Als een palliatieve sedatie langer dan 2 – 3 dagen duurt moet deze geen vocht meer hebben staat er in de moraal. Als je iemand die stervende is vocht geeft, wat hij niet meer wil, doe je kwaad: iemand wordt misselijk, krijgt vocht achter de longen enz. Als je dan vocht geeft actief via infusen dan ben je medisch gezien slecht bezig. Het lichaam kan dat niet meer verwerken.
Bewust sterven is beter. Maar, veel mensen nemen ‘getrapt’ afscheid van het leven. Je ziet iemand langzaam weg. Bewustzijn zakt langzaam weg. We noemen iets snel lijden en ondragelijk is dat we dat te snel wegnemen. In slaap brengen mag, in extreme gevallen. Maar je moet iemand niet zomaar in slaap brengen omdat je bewustzijn wegneemt. Ik heb liever dat ik iemand in slaap breng dan euthanasie geef. In slaap brengen is medisch handelen.
Palliatieve sedatie mag je alleen inzetten als er geen andere optie is. Als je het via pijnbestrijding prima zou kunnen bestrijden dan mag je geen sedatie inzetten. Je ziet ook dat schuiven: dat is ook de existentiële pijn waarvoor sedatie wordt ingezet, mits iemand binnen twee weken overlijdt.
Als je een behandeling inzet, heb je informed consent nodig: iemand informeren. Als de patiënt het niet meer kan, kun je de familie vragen dan wel je afvragen: wat zou de patiënt zelf gekozen zou hebben.
Belangrijk dat patiënten zelf aangeven wat ze wel/niet willen. Ik geef zelf aan wat wel/niet kan.
Mensen hebben wel het idee dat ze recht hebben op euthanasie.
Euthanasie is altijd subjectief: het gaat over ‘ondragelijk lijden’. Vraag is: is het voor de arts invoelbaar?
Mensen zeggen: als ik naar een verpleeghuis zit, dan hoeft het niet meer. In het verpleeghuis wil bijna niemand een spuitje.
Je past jezelf aan aan de situatie waarin je zit.
Heel vaak is een lijdensvraag in de kern existentieel.
Steeds meer artsen hebben steeds meer moeite met verzoeken van euthanasie. Levenseinde kliniek die vindt dat iedereen recht moet hebben op euthanasie. Die krijgen alle moeilijke gevallen. De grote groep collega-artsen die geen fundamentele weerstand hebben bij lichamelijk lijden vinden ook dat het te ver gaat.
Zoals een moeder in principe haar kind wil beschermen, blijft een arts het lastig vinden om iemand dood te maken. Wel vindt bijna elke arts dat ze een goede daad verrichten, een daad van barmhartigheid.
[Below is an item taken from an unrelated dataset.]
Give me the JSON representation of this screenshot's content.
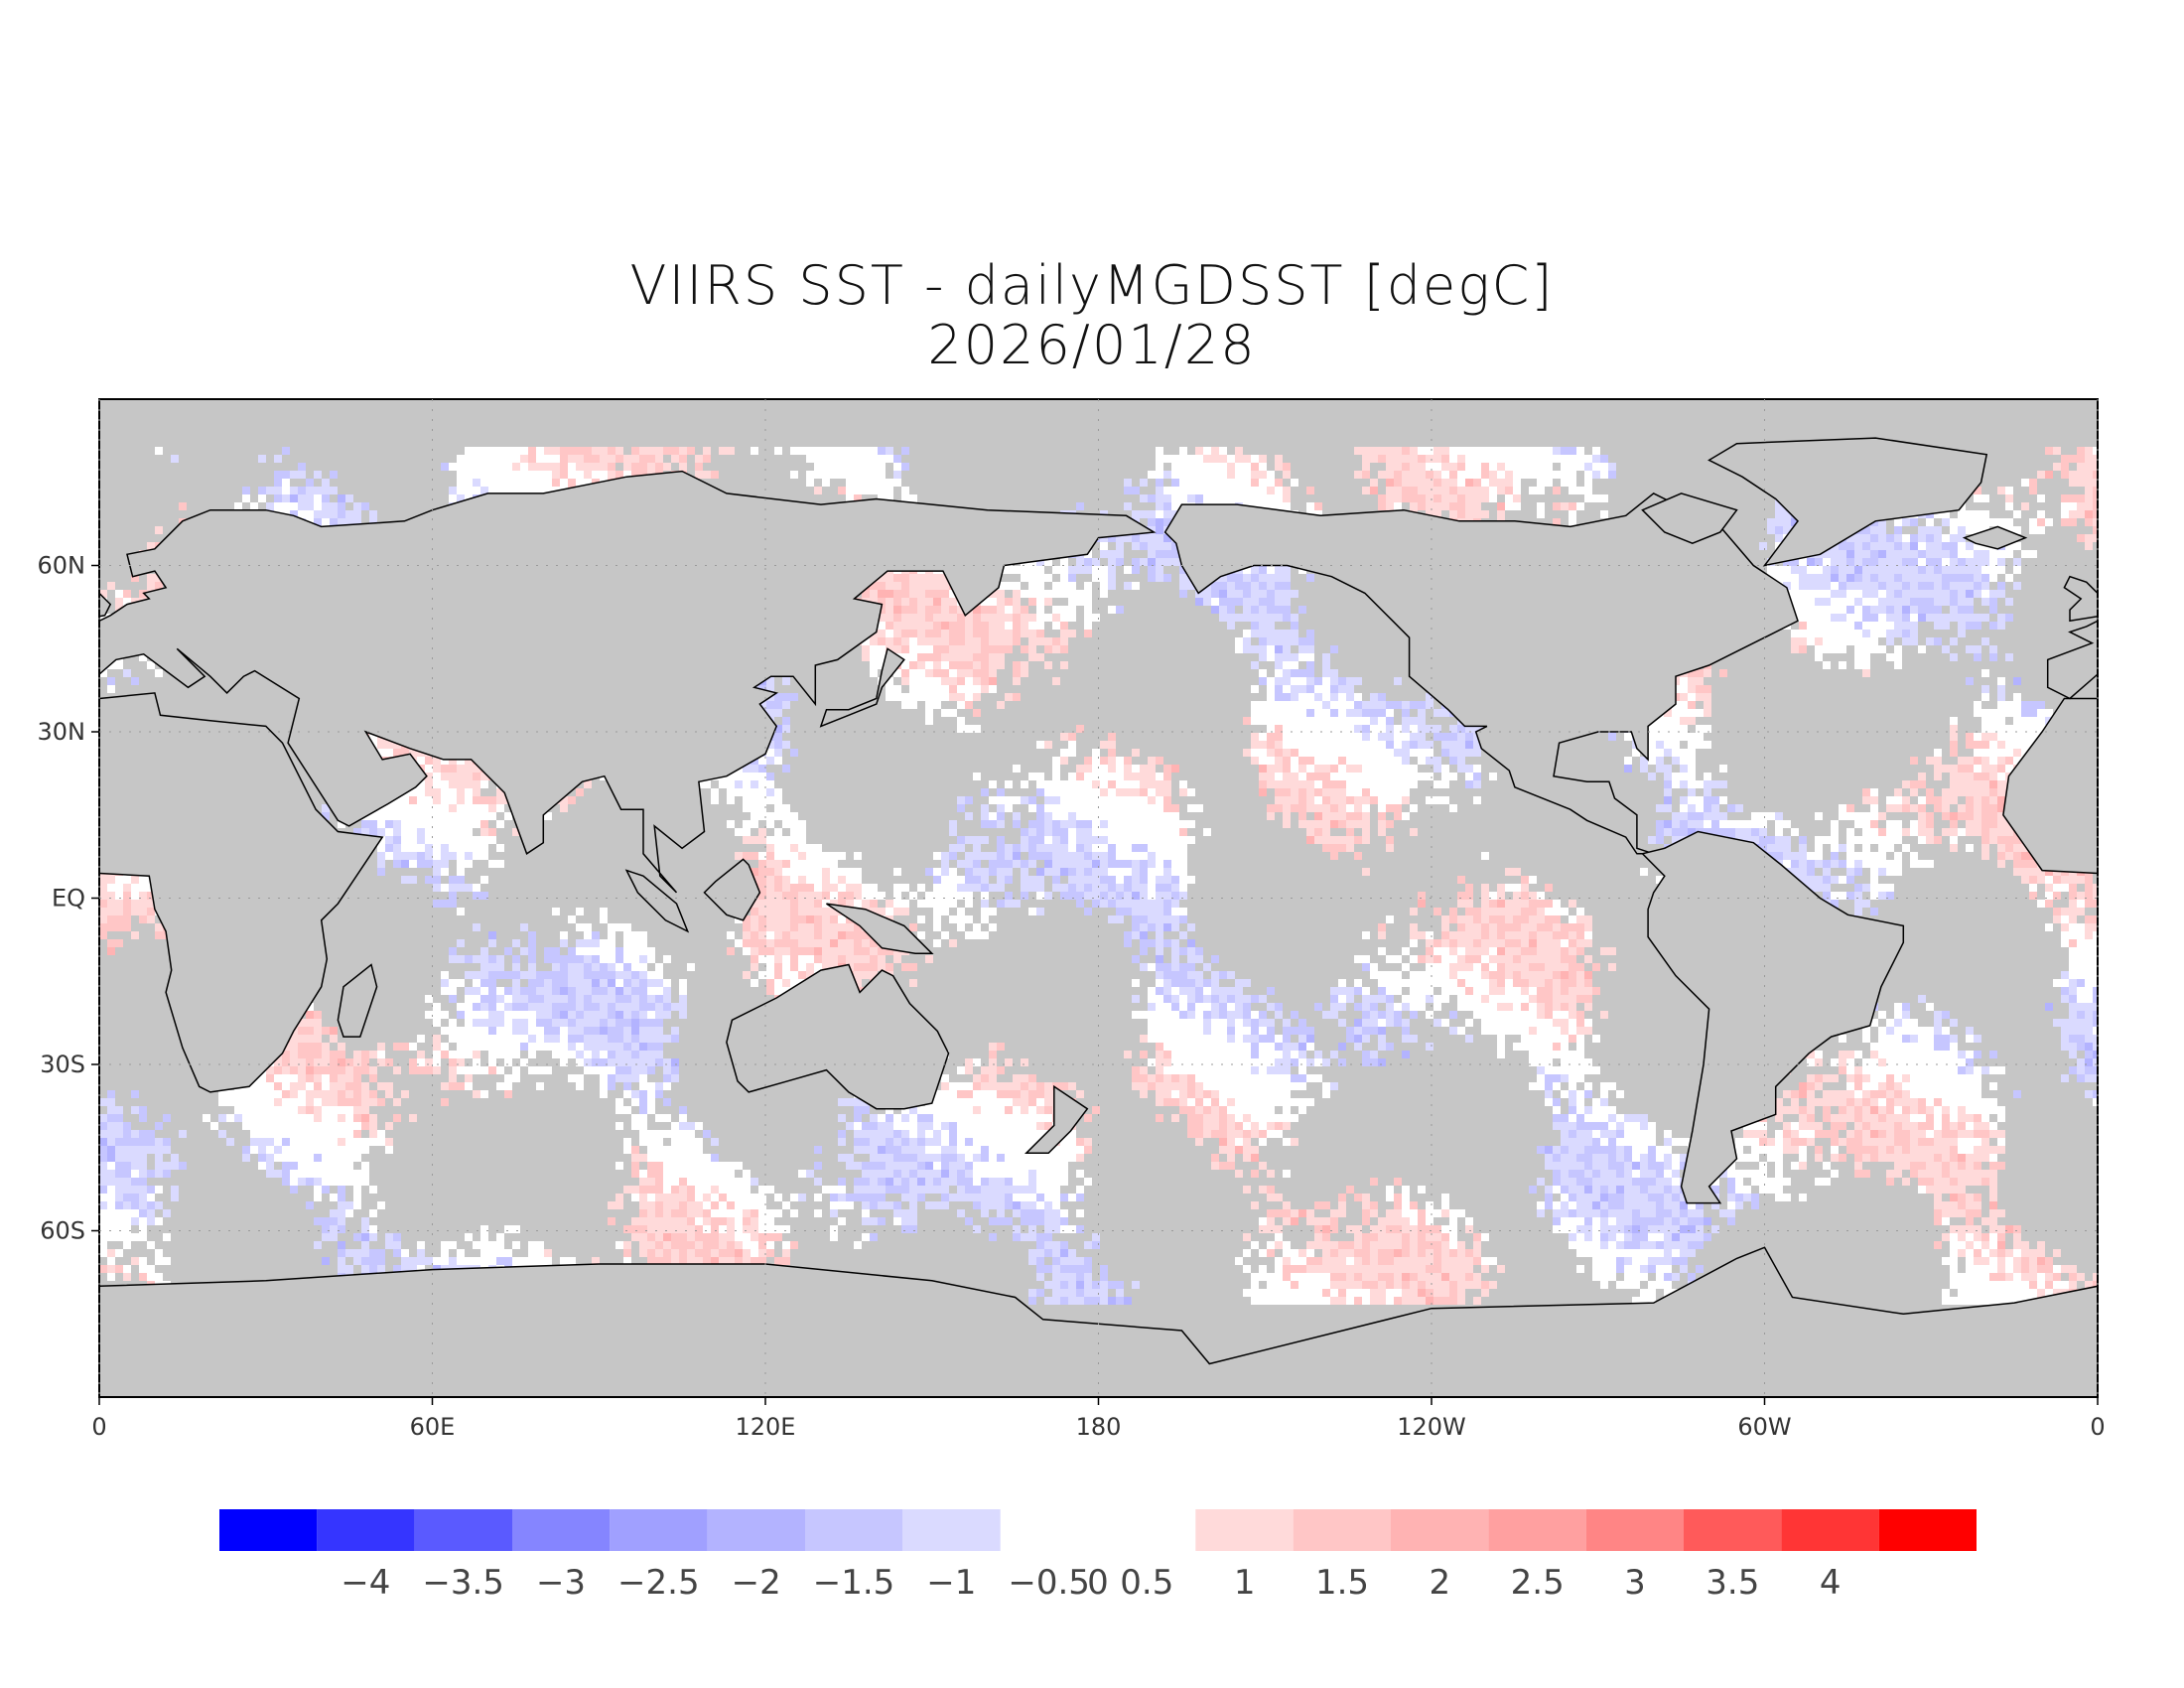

In gesprek bij een euthanasievraag wordt altijd gekeken: wat zijn alternatieven. Als de euthanasievraag blijft bestaan komt er een andere arts die de patiënt niet kent, die zegt ook nog wat er wel gedaan kan worden en dan wordt er besloten en worden medicijnen besteld. Als de scanarts een negatief advies geeft kan de arts de euthanasie doen, maar dan moet hij wel wat uitleggen aan de toelichtingscommissie.
Ook bij de scanartsen zie je die subjectiviteit.
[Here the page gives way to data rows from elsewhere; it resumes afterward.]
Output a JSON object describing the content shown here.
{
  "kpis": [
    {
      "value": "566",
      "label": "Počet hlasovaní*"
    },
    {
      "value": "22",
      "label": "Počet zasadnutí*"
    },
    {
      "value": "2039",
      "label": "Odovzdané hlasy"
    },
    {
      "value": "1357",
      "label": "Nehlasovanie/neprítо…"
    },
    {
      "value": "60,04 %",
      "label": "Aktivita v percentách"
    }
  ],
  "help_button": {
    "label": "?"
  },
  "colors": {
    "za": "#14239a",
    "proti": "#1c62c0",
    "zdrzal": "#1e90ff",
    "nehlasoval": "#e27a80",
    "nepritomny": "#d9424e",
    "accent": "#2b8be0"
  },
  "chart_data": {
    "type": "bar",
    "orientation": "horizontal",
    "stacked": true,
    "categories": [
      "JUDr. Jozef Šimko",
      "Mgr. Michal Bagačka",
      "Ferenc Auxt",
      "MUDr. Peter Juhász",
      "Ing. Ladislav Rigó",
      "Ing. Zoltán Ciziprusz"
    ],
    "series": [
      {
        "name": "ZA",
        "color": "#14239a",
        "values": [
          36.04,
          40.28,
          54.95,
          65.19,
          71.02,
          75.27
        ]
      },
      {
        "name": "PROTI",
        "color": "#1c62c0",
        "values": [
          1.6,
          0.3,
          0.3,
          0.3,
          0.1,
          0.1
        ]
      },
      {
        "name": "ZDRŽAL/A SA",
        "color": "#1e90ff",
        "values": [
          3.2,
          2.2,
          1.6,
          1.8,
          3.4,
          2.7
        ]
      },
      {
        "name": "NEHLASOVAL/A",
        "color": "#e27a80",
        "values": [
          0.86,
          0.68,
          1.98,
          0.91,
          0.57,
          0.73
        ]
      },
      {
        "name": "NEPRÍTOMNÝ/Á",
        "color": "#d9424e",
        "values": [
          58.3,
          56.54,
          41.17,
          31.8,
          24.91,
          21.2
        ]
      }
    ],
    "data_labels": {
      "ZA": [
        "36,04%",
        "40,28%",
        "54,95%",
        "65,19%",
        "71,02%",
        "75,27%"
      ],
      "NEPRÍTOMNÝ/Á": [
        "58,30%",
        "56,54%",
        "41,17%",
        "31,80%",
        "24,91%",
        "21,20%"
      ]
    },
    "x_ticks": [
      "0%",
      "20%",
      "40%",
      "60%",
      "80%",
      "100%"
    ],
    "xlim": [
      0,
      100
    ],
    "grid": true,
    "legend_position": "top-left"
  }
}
Voor de arts is het ook een heel traject: die is ‘moordenaar’ totdat de toetsingscommissie aangeeft dat hij/zij van rechtsvervolging ontslagen is.
Lobby voor palliatieve zorg: de belangrijkste groep is de c groep. Die lobby is heel sterk ook in de media en de politiek. D66 maakt echt die groei door dankzij deze groep.